En bas-corrézien dans le texte. La veuve Page comprend le français et même le parle quand elle est de bonne humeur ou en représentation, mais dans les vraiment grandes occasions (presque toujours, donc), le patois sort naturellement. Même en faisant les courses, elle patoise. À Suresnes ! À la silencieuse honte de sa fille, la veuve marchande sans vouloir tenir compte des ardoises marquées au lait de chaux : elle veut -et elle réussit souvent à obtenir- un rabais, un treizième œuf, l’assiette en bakélite aux armes du marchand de couleurs…


- mais arrête, maman, tu vois bien qu’on nous regarde !

Alors vous pensez : accoucher en clinique ! C’est bon pour des Parisiennes qui se prennent pour des madames de Canrobert. Avant que de devenir veuve (encore un coup de l’Histoire !), alors qu’elle s’appelait Antoinette Dupuy (enfin: Eugénie Dupuy), elle a servi comme quatrième tablier chez la femme d’un général. Ça avait été le coup de foudre ancillaire : depuis, Eugénie n’a jamais plus reconnu la moindre distinction à ses employeurs, même quand elle sera promue second torchon chez madame Bataille, l’antiquaire des hauts de la rue de Tolbiac.

- la bru de madame de Canrobert a eu son premier dans sa chambre, au château !
- c’était il y a longtemps, maman, aujourd’hui …
- aujourd’hui, on sort par le même trou qu’hier !

Toujours en limousin, bien sûr, car Eugénie ne se sent pas très fière à évoquer les parties honteuses et elle préfère biaiser par le patois, vu que le bon Dieu, final de compte, parle surtout le latin et le français.

La Vraisemblance donc (mais qui c’est celle-là, demande Frankie) voudrait que Marie-Louise se soit inclinée face à la volonté maternelle.
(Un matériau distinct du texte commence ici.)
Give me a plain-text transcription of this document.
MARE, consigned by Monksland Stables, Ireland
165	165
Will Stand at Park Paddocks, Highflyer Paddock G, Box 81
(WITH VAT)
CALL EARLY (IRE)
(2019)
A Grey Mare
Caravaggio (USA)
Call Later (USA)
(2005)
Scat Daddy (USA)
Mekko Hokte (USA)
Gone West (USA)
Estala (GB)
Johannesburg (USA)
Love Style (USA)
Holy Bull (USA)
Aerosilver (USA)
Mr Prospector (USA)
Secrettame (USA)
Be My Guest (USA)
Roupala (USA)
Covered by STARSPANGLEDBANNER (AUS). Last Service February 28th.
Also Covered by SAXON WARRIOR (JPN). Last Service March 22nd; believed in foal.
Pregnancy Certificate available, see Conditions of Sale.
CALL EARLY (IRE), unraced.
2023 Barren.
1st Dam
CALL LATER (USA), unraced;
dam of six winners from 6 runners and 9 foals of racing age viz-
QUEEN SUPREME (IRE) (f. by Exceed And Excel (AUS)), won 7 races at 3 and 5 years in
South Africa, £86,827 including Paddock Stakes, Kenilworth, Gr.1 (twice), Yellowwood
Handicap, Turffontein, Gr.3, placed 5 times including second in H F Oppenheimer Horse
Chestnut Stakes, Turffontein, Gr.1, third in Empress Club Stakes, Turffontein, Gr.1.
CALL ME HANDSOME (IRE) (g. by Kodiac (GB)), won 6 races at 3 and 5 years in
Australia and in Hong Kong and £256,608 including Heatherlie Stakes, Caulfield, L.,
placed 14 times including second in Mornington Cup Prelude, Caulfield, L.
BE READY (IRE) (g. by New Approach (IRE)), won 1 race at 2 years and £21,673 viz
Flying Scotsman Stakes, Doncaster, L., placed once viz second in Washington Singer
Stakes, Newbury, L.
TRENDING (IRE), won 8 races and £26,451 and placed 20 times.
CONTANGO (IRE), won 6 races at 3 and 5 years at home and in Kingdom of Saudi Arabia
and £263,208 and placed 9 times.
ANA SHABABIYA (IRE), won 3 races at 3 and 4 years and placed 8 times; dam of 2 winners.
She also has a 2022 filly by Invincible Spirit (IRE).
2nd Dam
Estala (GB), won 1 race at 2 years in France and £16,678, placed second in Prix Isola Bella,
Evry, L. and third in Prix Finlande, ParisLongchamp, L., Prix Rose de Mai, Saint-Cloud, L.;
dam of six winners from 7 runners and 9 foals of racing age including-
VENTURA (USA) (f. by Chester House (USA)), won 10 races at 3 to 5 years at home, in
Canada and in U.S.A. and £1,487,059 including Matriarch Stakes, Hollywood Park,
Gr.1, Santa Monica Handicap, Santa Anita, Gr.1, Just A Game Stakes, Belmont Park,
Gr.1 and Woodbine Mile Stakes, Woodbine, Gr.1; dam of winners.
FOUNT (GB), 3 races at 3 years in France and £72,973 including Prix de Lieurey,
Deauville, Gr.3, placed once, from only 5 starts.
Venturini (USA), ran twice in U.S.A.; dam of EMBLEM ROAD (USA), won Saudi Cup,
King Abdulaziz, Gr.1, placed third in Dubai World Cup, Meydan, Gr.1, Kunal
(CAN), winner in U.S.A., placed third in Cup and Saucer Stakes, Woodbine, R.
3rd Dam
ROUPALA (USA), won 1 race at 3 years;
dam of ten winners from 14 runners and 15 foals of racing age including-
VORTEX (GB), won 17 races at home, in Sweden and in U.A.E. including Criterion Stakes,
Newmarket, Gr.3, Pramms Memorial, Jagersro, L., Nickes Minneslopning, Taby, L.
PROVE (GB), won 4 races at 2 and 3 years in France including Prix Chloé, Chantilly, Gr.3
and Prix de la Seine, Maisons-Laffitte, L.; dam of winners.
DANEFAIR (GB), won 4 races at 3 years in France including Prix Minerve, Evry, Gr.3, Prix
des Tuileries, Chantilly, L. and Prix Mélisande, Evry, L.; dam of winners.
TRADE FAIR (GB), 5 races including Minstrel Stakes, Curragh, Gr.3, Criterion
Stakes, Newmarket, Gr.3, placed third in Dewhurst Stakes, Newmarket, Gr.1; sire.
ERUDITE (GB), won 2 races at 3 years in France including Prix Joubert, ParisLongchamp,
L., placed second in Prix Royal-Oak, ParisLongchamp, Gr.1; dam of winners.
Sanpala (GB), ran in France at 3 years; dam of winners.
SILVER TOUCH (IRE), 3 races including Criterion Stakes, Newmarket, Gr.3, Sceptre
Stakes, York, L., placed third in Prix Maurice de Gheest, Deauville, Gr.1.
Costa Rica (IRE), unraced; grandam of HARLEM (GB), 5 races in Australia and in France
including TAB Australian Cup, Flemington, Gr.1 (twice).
Elle accouchera donc à domicile. Mais elle est obstinée, la petite, et elle a obtenu un compromis. Par exemple (On suivra sur ce point la version la plus fréquemment fournie par Frankie), dans la huitaine précédant la date prévue pour l’accouchement, Marie-Louise – devenue trop peu présentable pour continuer ses ménages – organise une répétition générale du moment décisif. La voilà qui charge la veuve Page de bouillir de l’eau sur le gaz de ville, de réchauffer le drap avec un fer à repasser qu’il faut aller chercher dans un coin tout en bas et derrière la lessiveuse en zinc galvanisé, de veiller à ce que Paul n’entre pas dans la pièce avant que tout soit terminé, de prévenir la voisine pour qu’elle empêche les cris de ses gamines d’interférer avec ceux du travail, de compter une fois de plus langes et layettes, de sortir les serviettes-éponges, de préparer les ciseaux pour couper le cordon, d’allumer un cierge de Lourdes …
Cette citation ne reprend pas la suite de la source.